Generate measurements of T cell response suitable for pharmacological analysis

Figure 3. Quantify drug induced T cell response with automatic EC₅₀ calculation by iQue Forecyt^®

DCs were seeded (40K/well) with encoded CD4+ T cells (3:1 T cell-to-DC  ratio) and treated with Pembrolizumab. 10 µL samples were analyzed on Days 2 and 6 using the iQue Qbeads^® Human Inflammation Panel Kit.  (A) Heat map showing IL-2 (pg/mL) release per well. Control wells contained T cells and DCs in the absence of drug. (B-E) Curves highlight temporal and Pembrolizumab concentration dependent release of inflammatory cytokine. On Day 2, EC₅₀ for IL-2 release in response to Pembrolizumab was 0.53 µg/mL, whilst by Day 6 all IL-2 production has ceased. IL-6, CCL2 and CCL3 levels all increased from day 2 to 6, with day 6 EC₅₀ values for CCL2 and CCL3 release very similar at 0.98 and 1.0 µg/mL, respectively.

Facilitate screening and profiling studies with rapid quantification of markers and cytokines in 96 or 384-well plates.

Figure 4. Rapidly profile checkpoint inhibitor induced effects on cytokine release across multiple PBMC donor pairs using a 384 well assay format 

PBMCs (80K/well) from multiple donors were seeded alone (single donor controls) or in combination (8 donor pairs in total).

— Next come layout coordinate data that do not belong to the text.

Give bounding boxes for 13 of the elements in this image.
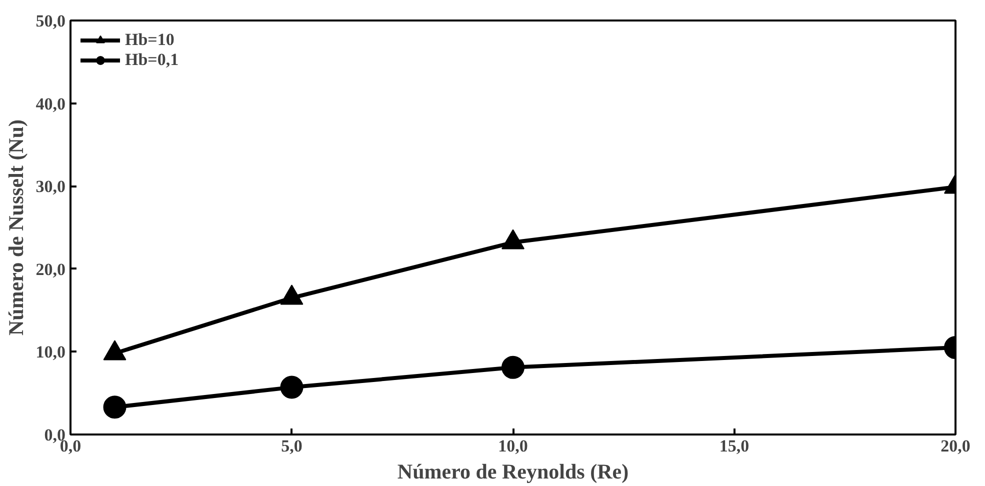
y-tick-label: 20,0 (36, 260, 66, 279)
y-axis-title: Número de Nusselt (Nu) (4, 119, 28, 336)
legend-label: Hb=0,1 (125, 50, 179, 70)
y-tick-label: 50,0 (36, 12, 66, 30)
x-tick-label: 15,0 (719, 436, 750, 456)
y-tick-label: 10,0 (36, 342, 66, 362)
legend-label: Hb=10 (125, 30, 174, 50)
y-tick-label: 40,0 (36, 94, 66, 114)
x-axis-title: Número de Reynolds (Re) (397, 460, 629, 484)
x-tick-label: 10,0 (498, 436, 528, 456)
y-tick-label: 30,0 (36, 177, 66, 196)
x-tick-label: 20,0 (940, 436, 970, 456)
x-tick-label: 5,0 (281, 436, 302, 456)
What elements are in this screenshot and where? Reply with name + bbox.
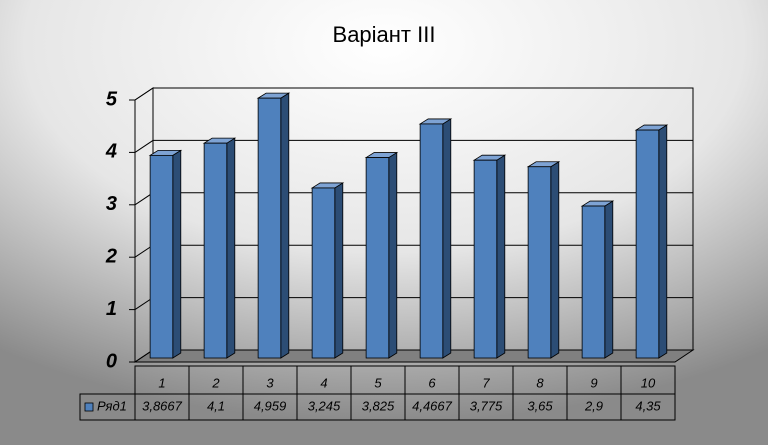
bar bbox=[148, 149, 183, 359]
bar bbox=[418, 118, 453, 359]
x-tick-label: 7 bbox=[482, 375, 490, 390]
x-tick-label: 1 bbox=[158, 375, 165, 390]
bar-front bbox=[257, 97, 282, 359]
x-tick-label: 5 bbox=[374, 375, 382, 390]
value-label: 2,9 bbox=[584, 398, 603, 413]
bar bbox=[202, 137, 237, 359]
chart-title: Варіант III bbox=[333, 22, 436, 47]
value-label: 3,65 bbox=[527, 398, 553, 413]
y-tick-label: 0 bbox=[106, 350, 117, 372]
bar-side bbox=[172, 149, 182, 359]
bar bbox=[634, 124, 669, 359]
y-tick-label: 4 bbox=[105, 141, 117, 163]
y-tick-label: 5 bbox=[106, 88, 118, 110]
bar-side bbox=[280, 92, 290, 359]
bar-front bbox=[581, 205, 606, 359]
bar-front bbox=[473, 159, 498, 359]
y-tick-label: 3 bbox=[106, 193, 117, 215]
value-label: 4,1 bbox=[207, 398, 225, 413]
bar bbox=[472, 154, 507, 359]
bar bbox=[526, 161, 561, 359]
x-tick-label: 10 bbox=[641, 375, 656, 390]
bar-front bbox=[203, 142, 228, 359]
y-tick-label: 2 bbox=[105, 245, 117, 267]
bar-side bbox=[388, 151, 398, 359]
bar-front bbox=[527, 166, 552, 359]
x-tick-label: 2 bbox=[211, 375, 220, 390]
value-label: 4,959 bbox=[254, 398, 287, 413]
y-tick-label: 1 bbox=[106, 298, 117, 320]
legend-label: Ряд1 bbox=[97, 398, 127, 413]
bar-side bbox=[604, 200, 614, 359]
bar bbox=[310, 182, 345, 359]
bar bbox=[256, 92, 291, 359]
bar-front bbox=[419, 123, 444, 359]
x-tick-label: 8 bbox=[536, 375, 544, 390]
bar bbox=[580, 200, 615, 359]
legend-cell bbox=[79, 393, 136, 421]
value-label: 4,35 bbox=[635, 398, 661, 413]
value-label: 3,245 bbox=[308, 398, 341, 413]
grid-line bbox=[134, 87, 693, 101]
bar-front bbox=[365, 157, 390, 359]
x-tick-label: 3 bbox=[266, 375, 274, 390]
bar-side bbox=[550, 161, 560, 359]
bar-side bbox=[334, 182, 344, 359]
bar-side bbox=[442, 118, 452, 359]
bar-side bbox=[226, 137, 236, 359]
legend-swatch bbox=[84, 402, 94, 412]
x-tick-label: 9 bbox=[590, 375, 597, 390]
grid-line bbox=[134, 139, 693, 153]
bar bbox=[364, 151, 399, 359]
bar-front bbox=[635, 129, 660, 359]
value-label: 3,825 bbox=[362, 398, 395, 413]
x-tick-label: 6 bbox=[428, 375, 436, 390]
value-label: 4,4667 bbox=[412, 398, 453, 413]
x-tick-label: 4 bbox=[320, 375, 327, 390]
bar-side bbox=[496, 154, 506, 359]
bar-front bbox=[149, 154, 174, 359]
value-label: 3,775 bbox=[470, 398, 503, 413]
bar-front bbox=[311, 187, 336, 359]
bar-side bbox=[658, 124, 668, 359]
value-label: 3,8667 bbox=[142, 398, 183, 413]
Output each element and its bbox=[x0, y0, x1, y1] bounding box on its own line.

Cells were treated with several concentrations of an anti-CTLA4 checkpoint inhibitor antibody. Mixed PBMCs with PHA and MMC were included as positive and negative controls, respectively. After 3 days, samples were analyzed for cytokine concentrations using IFNγ iQue Qbeads^® and concentrations calculated using a standard curve. (A) Heat map highlights differences in anti-CTLA4 induced IFNγ release between PBMC donor pairs. (B) Bar chart shows mixed PBMCs consistently released more IFNγ than single donor controls. This was enhanced with addition of 17 ng/mL anti-CTLA4. (C) Representative concentration response curve showing donor pair 7 response to anti-CTLA4 (EC₅₀ = 6.5 ng/mL)

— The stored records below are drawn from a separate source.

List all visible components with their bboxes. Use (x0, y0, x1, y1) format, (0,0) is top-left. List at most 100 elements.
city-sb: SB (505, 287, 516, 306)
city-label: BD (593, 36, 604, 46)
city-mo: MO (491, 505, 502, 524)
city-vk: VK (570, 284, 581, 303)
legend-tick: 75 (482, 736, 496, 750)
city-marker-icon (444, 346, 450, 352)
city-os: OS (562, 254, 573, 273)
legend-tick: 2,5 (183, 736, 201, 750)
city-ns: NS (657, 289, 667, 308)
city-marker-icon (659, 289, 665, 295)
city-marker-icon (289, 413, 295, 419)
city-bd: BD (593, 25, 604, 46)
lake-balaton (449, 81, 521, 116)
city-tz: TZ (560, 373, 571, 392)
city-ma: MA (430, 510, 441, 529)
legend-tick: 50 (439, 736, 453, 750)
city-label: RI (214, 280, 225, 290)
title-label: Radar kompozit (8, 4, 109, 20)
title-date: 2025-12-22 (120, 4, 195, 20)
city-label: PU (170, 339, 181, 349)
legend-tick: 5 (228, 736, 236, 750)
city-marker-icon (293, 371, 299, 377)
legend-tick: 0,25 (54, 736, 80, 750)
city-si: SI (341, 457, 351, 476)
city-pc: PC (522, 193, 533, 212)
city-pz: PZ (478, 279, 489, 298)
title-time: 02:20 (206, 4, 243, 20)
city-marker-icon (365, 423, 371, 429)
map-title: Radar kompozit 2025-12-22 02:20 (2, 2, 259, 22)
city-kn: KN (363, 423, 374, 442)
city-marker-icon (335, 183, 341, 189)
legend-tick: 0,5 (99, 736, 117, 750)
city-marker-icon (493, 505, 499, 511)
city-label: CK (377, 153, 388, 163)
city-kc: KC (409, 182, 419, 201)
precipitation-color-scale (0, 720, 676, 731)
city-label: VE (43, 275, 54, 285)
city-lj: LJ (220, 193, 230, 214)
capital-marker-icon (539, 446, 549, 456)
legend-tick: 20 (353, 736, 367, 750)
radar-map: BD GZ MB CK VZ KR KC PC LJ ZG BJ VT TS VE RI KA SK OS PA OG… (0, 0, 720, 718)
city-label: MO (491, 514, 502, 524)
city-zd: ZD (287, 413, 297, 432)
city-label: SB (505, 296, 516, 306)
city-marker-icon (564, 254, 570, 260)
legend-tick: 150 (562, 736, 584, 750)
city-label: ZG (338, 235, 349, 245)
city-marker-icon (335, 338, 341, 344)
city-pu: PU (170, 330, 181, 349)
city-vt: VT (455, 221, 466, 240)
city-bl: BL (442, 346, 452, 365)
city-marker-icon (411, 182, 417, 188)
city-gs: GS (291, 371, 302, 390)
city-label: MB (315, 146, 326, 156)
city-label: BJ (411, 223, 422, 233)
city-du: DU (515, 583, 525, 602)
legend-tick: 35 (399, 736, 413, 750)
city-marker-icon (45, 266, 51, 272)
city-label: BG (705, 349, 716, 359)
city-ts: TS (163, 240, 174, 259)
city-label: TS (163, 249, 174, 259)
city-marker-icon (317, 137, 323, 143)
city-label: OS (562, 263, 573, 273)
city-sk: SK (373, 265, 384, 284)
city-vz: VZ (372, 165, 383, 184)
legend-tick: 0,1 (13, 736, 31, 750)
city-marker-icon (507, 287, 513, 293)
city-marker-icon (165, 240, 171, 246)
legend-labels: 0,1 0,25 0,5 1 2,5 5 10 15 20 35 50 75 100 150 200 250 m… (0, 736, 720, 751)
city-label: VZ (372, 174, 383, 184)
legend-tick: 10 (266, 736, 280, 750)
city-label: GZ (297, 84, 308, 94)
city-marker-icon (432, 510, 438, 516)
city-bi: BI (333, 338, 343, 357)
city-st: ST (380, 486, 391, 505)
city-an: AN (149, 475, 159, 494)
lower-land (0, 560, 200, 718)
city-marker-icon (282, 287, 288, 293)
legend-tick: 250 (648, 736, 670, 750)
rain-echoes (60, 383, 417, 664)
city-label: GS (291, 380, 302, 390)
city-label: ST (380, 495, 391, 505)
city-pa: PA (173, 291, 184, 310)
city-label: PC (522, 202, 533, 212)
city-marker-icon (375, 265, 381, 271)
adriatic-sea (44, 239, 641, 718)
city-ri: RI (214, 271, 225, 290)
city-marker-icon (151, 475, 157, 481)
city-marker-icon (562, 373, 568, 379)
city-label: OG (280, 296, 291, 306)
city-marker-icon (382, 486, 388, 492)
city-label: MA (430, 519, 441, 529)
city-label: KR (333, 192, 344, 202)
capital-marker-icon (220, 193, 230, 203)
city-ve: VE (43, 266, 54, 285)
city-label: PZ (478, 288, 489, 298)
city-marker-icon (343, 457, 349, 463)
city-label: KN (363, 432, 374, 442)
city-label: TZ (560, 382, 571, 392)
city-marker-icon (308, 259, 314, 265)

Reduce your time to answer with real time data analysis and novel visualization tools

Figure 5.  Pre-set gating and automated data analysis by iQue Forecyt^® provides instantaneous readouts for T cell activation 

CD4+ T cells from two different donors were co-cultured separately with DCs from a single donor at a range of T:DC ratios. Each T cell donor had a different degree of mismatch with the DC donor’s HLA alleles. Donor 1 T cells were more similar in HLA profile to the DC donor with only 3/8 mismatched alleles (2 x HLA-A, -B, -C and -DR alleles) compared to the donor 2 T cells which had 7/8 mismatched alleles. Controls included T cells cultured alone (negative) or with Dynabeads or Immunocult (positive). Analysis was performed using the iQue^® Human T Cell Activation Kit. (A) Plate view shows well by well differences in CD25 expression within the CD4+ population. T cell activation increases with decreasing T:DC ratio and is greater on donor 2 T cells. This is expected as the high mismatch in HLA alleles is promoting recognition of ‘non-self’ cells. (B) and (C) Contour plots show % CD25 positive T cells from donor 1 and donor 2 (3:1 T:DC ratio). (D) Bar chart quantifying % CD25 cells in the CD4+ population.